Presenilin 2 familial Alzheimer's disease mutations result in partial loss of function and dramatic changes in Aβ 42/40 ratios


Address correspondence and reprint requests to Alison Goate, Departments of Psychiatry and Genetics, Washington University School of Medicine, St. Louis, MO 63110, USA.

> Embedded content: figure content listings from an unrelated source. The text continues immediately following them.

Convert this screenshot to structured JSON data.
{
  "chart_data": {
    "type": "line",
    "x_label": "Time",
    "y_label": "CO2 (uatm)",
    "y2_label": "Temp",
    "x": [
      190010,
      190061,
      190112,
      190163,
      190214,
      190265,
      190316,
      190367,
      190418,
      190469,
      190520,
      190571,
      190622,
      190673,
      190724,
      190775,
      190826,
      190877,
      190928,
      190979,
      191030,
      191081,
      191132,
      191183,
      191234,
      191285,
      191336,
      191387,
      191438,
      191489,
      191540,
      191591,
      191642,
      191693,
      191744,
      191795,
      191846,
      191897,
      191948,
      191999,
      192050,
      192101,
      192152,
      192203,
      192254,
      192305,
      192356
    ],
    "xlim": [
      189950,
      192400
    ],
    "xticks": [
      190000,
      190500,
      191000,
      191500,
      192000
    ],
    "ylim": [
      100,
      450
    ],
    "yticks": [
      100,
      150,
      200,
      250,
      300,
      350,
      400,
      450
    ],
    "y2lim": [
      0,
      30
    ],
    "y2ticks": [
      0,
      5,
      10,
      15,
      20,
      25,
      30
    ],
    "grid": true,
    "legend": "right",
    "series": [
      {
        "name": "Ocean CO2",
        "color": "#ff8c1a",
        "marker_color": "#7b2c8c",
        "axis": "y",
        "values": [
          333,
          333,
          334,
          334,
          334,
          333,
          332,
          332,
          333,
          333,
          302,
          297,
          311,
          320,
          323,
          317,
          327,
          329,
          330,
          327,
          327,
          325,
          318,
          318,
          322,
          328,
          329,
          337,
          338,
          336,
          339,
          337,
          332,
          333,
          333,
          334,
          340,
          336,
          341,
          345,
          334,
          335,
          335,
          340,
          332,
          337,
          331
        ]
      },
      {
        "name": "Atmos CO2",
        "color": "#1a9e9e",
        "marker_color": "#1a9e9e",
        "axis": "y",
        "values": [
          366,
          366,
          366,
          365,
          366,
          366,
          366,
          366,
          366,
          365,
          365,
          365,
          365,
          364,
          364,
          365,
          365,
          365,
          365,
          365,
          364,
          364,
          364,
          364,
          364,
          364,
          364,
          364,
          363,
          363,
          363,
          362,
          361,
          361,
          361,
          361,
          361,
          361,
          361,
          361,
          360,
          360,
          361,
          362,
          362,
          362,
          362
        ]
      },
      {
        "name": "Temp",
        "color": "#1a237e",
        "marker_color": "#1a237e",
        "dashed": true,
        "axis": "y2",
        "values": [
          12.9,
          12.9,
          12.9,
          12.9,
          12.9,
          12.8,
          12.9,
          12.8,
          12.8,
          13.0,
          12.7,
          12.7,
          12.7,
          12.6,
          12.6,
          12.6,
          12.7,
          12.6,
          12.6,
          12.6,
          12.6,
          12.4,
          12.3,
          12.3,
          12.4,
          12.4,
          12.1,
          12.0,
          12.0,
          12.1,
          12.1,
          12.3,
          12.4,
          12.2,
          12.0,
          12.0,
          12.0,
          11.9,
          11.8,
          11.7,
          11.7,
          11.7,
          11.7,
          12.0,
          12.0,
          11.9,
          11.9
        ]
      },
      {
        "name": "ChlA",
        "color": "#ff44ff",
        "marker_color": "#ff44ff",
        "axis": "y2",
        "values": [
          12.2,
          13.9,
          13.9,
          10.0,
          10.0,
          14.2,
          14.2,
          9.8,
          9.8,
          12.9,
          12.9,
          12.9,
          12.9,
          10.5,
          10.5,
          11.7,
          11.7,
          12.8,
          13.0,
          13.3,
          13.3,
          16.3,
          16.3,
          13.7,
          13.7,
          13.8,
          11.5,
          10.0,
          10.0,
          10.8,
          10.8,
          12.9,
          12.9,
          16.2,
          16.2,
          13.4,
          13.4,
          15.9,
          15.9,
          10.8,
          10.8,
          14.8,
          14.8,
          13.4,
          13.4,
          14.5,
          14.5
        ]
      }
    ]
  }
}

Gene knockout studies in mice suggest that presenilin 1 (PS1) is the major γ-secretase and that it contributes disproportionately to amyloid β (Aβ) peptide generation from β-amyloid precursor protein (APP), whereas PS2 plays a more minor role. Based on this and other observations we hypothesized that familial Alzheimer's disease (FAD) mutations in PS2 would have a dramatic effect on function in order to have an observable effect on Aβ levels in the presence of normal PS1 alleles. Only four of the eight reported FAD mutations in PS2 have altered function in vitro suggesting that the other variants represent rare polymorphisms rather than disease-causing mutations. In support of our hypothesis, the four verified PS2 FAD mutations cause substantial changes in the Aβ 42/40 ratio, comparable with PS1 mutations that cause very-early-onset FAD. Most of the PS2 mutations also cause a significant decrease in Aβ 40, APP C-terminal fragment (CTF)γ and Notch intracellular domain (NICD) production suggesting that they are partial loss of function mutations. PS2 M239V, its PS1 homolog M233V, and other FAD mutations within transmembrane (TM) 5 of PS1 differentially affect CTFγ and NICD production suggesting that TM5 of PS are important for γ-secretase cleavage of APP but not Notch.